Carlos Domingo will be speaking at CoinDesk's upcoming Consensus Hong Kong in February and Consensus 2026 in Miami in May.
From tech vendor to one-stop shop
When Securitize launched, Domingo thought he was building a software company.
“The original idea was to sell a tokenization platform as technology,” he recalled. Banks, asset managers and other issuers would license the stack, tokenize their assets and handle everything themselves. Securitize would just ship code.
It took less than a year for reality to bite. “In 2018 it became very clear we needed to pivot from being a technology provider to being a service provider,” he said. “The people that have financial assets are not technology companies. They expect somebody to provide service to them – that’s what BNY, State Street or SS&C do.”
That led Securitize to pursue licenses and roles that live deep in the plumbing of traditional finance. The firm became a registered transfer agent in the U.S., then added a broker-dealer, an alternative trading system (ATS), an investment adviser and fund administration capabilities. The transformation culminated with the acquisition of MG Stover’s unit, turning Securitize into the largest digital-asset fund administrator.
Today, instead of selling a tokenization toolkit, Domingo pitches a one-stop shop to bring assets onchain.
“We go to an asset manager and say: we’ll form the fund, we’ll put your securities onchain, we’ll integrate with the blockchains and DeFi, we’ll do distribution, fund admin, everything,” he said. “You do what you do well — manage assets. We do everything else.”
He traces that strategy back to a dog-eared copy of “Crossing the Chasm,” Geoffrey Moore’s classic on commercializing new technologies. The core idea: early adopters are happy to stitch together multiple vendors; the mainstream market is not.
“To cross the chasm, you have to offer the whole product,” Domingo said. “People are not going to piecemeal build things by putting together five different providers."
BlackRock, Binance and the collateral phase
The company has now moved far beyond survival, lining up a powerful roster of backers including BlackRock, Jump Crypto and Cathie Wood's ARK Invest. Securitize helped bring BlackRock’s tokenized fund to market last year and has since expanded it across multiple blockchains, including Solana and BNB Chain. It’s currently the largest tokenized U.S. Treasury offering, with a roughly $2.5 billion market cap. It also lined up a powerful roster of backers Ark Invest, BlackRock and Jump Crypto.

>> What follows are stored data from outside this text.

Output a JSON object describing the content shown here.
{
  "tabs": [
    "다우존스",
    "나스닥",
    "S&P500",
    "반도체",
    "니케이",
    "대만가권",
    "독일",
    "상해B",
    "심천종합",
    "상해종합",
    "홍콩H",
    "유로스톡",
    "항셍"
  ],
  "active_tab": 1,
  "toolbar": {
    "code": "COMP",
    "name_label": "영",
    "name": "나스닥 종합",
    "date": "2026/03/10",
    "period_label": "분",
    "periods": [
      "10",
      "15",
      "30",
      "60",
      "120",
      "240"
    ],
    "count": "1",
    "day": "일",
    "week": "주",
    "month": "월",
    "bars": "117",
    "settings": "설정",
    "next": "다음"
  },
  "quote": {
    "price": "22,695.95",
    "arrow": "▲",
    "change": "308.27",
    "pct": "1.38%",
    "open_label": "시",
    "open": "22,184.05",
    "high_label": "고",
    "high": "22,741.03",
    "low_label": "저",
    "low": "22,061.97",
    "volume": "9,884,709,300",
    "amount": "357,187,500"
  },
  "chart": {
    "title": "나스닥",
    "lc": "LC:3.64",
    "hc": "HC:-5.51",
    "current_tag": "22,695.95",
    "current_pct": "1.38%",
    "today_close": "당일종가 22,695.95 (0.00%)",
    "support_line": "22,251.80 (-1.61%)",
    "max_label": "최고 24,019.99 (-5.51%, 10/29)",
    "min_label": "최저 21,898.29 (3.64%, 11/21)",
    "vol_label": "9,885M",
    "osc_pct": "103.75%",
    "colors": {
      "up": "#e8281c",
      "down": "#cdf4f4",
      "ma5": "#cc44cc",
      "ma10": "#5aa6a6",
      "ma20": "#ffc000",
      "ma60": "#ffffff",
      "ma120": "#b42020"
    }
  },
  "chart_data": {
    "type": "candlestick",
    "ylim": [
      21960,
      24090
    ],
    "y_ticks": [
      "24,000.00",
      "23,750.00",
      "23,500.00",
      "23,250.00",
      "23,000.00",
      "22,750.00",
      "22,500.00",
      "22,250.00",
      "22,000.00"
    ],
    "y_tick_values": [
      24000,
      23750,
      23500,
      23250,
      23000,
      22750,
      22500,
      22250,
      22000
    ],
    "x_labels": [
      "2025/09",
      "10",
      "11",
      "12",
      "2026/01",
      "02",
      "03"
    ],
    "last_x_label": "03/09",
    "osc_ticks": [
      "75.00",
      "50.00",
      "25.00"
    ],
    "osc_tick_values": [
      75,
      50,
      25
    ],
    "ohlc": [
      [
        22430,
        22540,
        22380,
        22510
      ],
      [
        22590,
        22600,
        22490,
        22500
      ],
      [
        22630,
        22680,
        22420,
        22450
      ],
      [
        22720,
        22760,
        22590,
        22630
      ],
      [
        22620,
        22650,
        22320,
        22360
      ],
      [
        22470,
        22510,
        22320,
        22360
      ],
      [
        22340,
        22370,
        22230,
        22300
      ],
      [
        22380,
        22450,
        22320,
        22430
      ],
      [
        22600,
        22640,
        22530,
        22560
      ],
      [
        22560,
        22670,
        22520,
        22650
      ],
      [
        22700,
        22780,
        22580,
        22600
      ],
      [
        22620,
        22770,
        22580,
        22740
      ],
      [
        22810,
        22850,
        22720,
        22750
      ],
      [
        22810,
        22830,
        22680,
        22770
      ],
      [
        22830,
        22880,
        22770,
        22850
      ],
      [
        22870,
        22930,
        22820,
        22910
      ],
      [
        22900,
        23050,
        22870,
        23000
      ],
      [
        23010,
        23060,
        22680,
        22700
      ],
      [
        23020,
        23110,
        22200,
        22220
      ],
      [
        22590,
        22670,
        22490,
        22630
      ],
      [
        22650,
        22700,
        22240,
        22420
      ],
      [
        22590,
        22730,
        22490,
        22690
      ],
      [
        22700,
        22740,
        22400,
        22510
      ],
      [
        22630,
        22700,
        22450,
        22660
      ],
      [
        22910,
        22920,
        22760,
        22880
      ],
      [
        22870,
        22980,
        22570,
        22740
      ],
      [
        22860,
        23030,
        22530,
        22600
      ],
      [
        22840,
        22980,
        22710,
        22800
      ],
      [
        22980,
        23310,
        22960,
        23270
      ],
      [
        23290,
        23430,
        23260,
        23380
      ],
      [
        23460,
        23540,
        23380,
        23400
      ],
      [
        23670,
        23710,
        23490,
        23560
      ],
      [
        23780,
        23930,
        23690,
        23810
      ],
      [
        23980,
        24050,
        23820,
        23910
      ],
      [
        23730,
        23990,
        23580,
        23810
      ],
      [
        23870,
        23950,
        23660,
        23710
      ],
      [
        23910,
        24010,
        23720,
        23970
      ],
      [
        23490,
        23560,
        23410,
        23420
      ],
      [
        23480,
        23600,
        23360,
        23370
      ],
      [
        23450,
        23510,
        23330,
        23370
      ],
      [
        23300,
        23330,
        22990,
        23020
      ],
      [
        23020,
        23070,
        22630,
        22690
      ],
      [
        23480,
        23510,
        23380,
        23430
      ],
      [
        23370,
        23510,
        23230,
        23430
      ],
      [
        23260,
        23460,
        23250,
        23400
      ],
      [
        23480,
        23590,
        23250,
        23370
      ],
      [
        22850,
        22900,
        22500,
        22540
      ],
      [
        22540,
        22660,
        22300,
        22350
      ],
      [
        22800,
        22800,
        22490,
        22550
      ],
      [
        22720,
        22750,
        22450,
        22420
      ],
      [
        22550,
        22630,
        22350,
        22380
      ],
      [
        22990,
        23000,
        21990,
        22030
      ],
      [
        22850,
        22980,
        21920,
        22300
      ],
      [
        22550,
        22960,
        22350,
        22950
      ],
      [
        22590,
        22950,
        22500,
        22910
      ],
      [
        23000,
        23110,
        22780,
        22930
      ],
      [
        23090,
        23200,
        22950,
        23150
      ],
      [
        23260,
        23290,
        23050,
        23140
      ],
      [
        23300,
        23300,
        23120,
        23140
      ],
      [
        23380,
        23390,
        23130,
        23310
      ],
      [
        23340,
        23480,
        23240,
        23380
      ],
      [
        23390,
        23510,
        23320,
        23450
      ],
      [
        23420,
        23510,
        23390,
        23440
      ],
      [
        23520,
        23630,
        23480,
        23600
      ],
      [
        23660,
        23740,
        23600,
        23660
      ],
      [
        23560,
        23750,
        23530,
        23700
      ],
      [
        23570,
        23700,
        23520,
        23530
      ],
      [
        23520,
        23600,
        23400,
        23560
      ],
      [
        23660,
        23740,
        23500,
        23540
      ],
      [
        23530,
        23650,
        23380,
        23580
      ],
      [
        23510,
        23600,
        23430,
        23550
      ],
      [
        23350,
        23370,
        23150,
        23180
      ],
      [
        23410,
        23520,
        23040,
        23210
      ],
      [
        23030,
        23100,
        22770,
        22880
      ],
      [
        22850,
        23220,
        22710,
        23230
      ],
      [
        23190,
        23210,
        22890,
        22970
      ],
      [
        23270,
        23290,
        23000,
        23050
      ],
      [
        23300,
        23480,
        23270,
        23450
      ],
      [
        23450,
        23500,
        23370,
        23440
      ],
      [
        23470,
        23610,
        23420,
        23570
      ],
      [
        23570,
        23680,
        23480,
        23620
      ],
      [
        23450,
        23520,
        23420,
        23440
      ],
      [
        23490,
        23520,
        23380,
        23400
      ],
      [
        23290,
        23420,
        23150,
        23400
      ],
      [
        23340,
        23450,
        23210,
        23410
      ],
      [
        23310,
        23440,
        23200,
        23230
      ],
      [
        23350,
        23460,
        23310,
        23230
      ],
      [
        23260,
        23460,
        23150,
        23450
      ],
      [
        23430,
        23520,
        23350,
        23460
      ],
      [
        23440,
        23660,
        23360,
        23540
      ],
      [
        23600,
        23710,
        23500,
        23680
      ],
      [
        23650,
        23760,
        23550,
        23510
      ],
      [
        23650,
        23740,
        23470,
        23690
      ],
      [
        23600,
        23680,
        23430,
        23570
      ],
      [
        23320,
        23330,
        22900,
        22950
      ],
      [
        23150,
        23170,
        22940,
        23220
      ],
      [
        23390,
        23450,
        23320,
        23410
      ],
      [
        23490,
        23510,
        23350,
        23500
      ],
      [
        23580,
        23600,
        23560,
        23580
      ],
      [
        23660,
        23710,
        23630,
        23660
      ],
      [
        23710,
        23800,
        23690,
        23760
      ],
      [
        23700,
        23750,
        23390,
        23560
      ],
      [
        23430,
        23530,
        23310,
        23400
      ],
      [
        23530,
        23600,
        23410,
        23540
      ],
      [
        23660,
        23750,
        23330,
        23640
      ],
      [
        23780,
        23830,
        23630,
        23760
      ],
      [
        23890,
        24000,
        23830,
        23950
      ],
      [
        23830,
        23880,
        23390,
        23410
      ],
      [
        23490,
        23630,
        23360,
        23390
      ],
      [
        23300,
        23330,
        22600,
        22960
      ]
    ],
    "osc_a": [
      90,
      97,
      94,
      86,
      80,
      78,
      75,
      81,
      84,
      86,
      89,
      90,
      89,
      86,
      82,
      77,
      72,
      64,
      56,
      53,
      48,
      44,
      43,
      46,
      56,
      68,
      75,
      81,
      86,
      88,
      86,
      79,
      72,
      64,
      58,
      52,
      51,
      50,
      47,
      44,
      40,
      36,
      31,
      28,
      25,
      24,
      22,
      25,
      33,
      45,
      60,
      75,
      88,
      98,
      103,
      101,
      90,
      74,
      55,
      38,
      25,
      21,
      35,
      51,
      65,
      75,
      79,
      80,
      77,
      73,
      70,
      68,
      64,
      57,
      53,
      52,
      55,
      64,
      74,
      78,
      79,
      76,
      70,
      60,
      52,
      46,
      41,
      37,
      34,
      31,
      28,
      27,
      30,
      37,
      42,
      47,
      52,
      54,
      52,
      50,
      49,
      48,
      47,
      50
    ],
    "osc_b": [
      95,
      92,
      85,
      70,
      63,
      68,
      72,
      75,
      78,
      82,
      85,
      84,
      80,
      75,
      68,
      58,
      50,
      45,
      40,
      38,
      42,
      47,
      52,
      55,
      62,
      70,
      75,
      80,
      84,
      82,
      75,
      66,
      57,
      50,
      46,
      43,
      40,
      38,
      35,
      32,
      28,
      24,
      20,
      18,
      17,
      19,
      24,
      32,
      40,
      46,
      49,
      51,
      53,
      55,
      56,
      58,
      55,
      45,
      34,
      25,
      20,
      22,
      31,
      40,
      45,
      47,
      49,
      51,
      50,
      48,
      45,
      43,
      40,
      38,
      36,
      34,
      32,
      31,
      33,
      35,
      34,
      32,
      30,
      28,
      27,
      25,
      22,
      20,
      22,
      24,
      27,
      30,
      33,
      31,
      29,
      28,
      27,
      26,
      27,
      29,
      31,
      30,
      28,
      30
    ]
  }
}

Domingo said the important shift isn’t just about putting securities on a “better ledger,” but, instead, what happens after that. The use case he emphasized is collateral.

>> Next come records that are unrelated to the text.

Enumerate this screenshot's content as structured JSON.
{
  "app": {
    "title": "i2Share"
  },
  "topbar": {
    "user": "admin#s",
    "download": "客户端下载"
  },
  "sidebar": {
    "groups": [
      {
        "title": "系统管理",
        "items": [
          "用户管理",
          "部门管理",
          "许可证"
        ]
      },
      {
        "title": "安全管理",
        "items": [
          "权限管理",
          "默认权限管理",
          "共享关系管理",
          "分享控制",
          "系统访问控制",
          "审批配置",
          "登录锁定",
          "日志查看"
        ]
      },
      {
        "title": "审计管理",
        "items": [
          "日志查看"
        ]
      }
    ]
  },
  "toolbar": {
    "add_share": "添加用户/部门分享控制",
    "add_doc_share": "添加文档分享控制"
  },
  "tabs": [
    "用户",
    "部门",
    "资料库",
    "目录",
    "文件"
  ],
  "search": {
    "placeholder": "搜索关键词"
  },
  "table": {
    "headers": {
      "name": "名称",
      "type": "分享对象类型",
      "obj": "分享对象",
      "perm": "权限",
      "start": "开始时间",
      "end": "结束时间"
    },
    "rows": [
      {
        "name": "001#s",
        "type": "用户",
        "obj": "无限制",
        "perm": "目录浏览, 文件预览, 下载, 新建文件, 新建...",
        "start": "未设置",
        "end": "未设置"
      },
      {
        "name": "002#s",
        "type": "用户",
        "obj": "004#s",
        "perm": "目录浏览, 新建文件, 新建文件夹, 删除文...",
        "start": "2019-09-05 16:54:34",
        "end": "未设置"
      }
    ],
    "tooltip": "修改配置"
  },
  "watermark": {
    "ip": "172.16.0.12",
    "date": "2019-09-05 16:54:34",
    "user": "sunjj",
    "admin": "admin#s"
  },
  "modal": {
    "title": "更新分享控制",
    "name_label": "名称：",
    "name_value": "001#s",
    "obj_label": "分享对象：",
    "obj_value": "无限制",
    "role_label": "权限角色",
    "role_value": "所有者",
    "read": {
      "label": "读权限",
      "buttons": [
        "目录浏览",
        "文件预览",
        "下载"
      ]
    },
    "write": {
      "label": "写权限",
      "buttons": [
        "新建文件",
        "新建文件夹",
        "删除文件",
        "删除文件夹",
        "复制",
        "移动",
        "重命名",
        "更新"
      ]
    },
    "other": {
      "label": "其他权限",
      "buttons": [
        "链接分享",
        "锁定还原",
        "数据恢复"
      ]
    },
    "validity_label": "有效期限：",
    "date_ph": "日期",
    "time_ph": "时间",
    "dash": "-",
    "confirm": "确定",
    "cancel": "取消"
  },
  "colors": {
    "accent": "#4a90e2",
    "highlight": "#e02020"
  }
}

“We’re very bullish on collateral,” he said. “You can take high-quality collateral like people use in TradFi, but move it at crypto speed, 24/7, with the quality of collateral institutions expect.”

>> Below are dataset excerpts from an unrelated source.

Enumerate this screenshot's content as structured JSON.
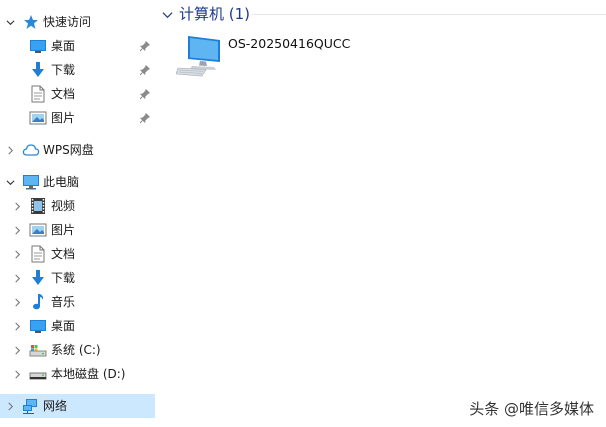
{
  "sidebar": {
    "quick_access": {
      "label": "快速访问",
      "items": [
        {
          "label": "桌面",
          "icon": "desktop-icon",
          "pinned": true
        },
        {
          "label": "下载",
          "icon": "download-icon",
          "pinned": true
        },
        {
          "label": "文档",
          "icon": "document-icon",
          "pinned": true
        },
        {
          "label": "图片",
          "icon": "picture-icon",
          "pinned": true
        }
      ]
    },
    "wps": {
      "label": "WPS网盘"
    },
    "this_pc": {
      "label": "此电脑",
      "items": [
        {
          "label": "视频",
          "icon": "video-icon"
        },
        {
          "label": "图片",
          "icon": "picture-icon"
        },
        {
          "label": "文档",
          "icon": "document-icon"
        },
        {
          "label": "下载",
          "icon": "download-icon"
        },
        {
          "label": "音乐",
          "icon": "music-icon"
        },
        {
          "label": "桌面",
          "icon": "desktop-icon"
        },
        {
          "label": "系统 (C:)",
          "icon": "system-drive-icon"
        },
        {
          "label": "本地磁盘 (D:)",
          "icon": "local-drive-icon"
        }
      ]
    },
    "network": {
      "label": "网络",
      "selected": true
    }
  },
  "main": {
    "group": {
      "title": "计算机 (1)",
      "items": [
        {
          "name": "OS-20250416QUCC",
          "icon": "computer-icon"
        }
      ]
    }
  },
  "watermark": "头条 @唯信多媒体",
  "colors": {
    "selection": "#cce8ff",
    "group_title": "#1e3a8a",
    "accent_blue": "#1e7fd8"
  }
}
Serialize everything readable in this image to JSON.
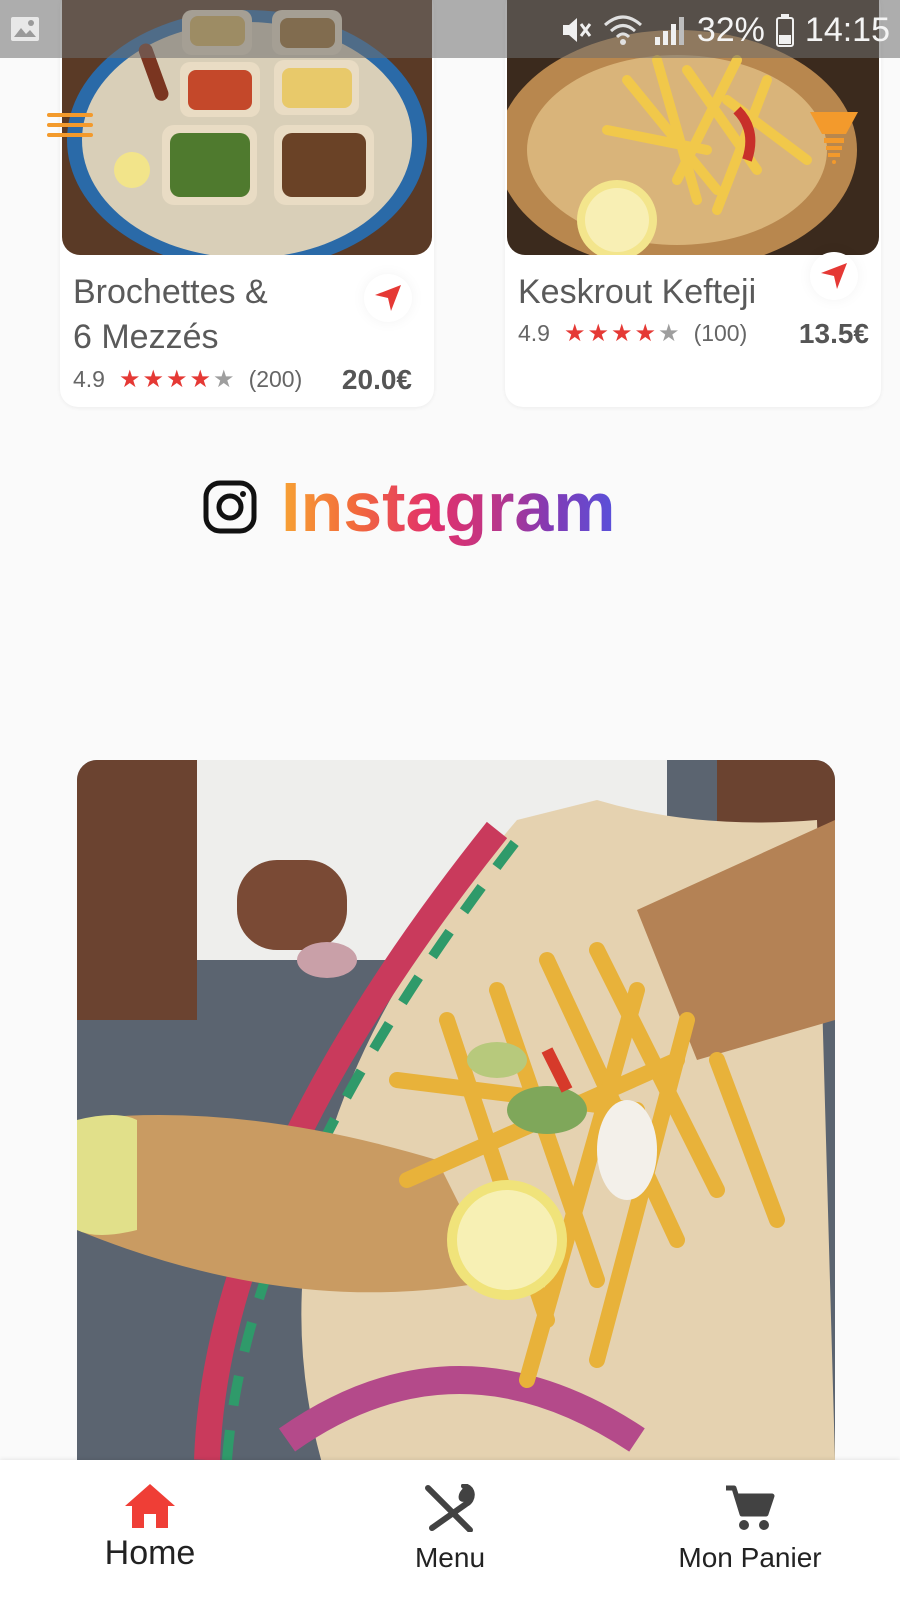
{
  "status_bar": {
    "battery": "32%",
    "time": "14:15"
  },
  "products": [
    {
      "title": "Brochettes &\n 6 Mezzés",
      "rating": "4.9",
      "stars_filled": 4,
      "stars_total": 5,
      "reviews": "(200)",
      "price": "20.0€"
    },
    {
      "title": "Keskrout Kefteji",
      "rating": "4.9",
      "stars_filled": 4,
      "stars_total": 5,
      "reviews": "(100)",
      "price": "13.5€"
    }
  ],
  "instagram": {
    "label": "Instagram"
  },
  "bottom_nav": {
    "items": [
      {
        "label": "Home",
        "icon": "home-icon",
        "active": true
      },
      {
        "label": "Menu",
        "icon": "fork-knife-icon",
        "active": false
      },
      {
        "label": "Mon Panier",
        "icon": "cart-icon",
        "active": false
      }
    ]
  },
  "colors": {
    "accent_red": "#e53935",
    "accent_orange": "#f39a2c",
    "star_off": "#9e9e9e"
  }
}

Securitize has worked with venues like Binance, the world's largest crypto exchange by volume, on using tokenized RWAs as collateral in derivatives and other products. It's the kind of plumbing that doesn’t trend on social media, but it’s where Domingo sees tokenization starting to matter for the broader crypto market structure.
Heading for the public markets
The SPAC listing is both a milestone and a new kind of pressure.
“I’m very excited about finally going public. It’s going to be a defining moment for us,” he said. “It’s also scary. I’ve never been CEO of a publicly traded company.”
While Securitize’s year may look like an overnight success, from Domingo’s point of view, it’s the delayed payoff for being early and refusing to leave.
“Now it’s not about whether the industry is happening or not,” he said. “It’s about how much market share we can capture and retain. We’ve been talking about this for eight years. Finally, everybody else is talking about it too.”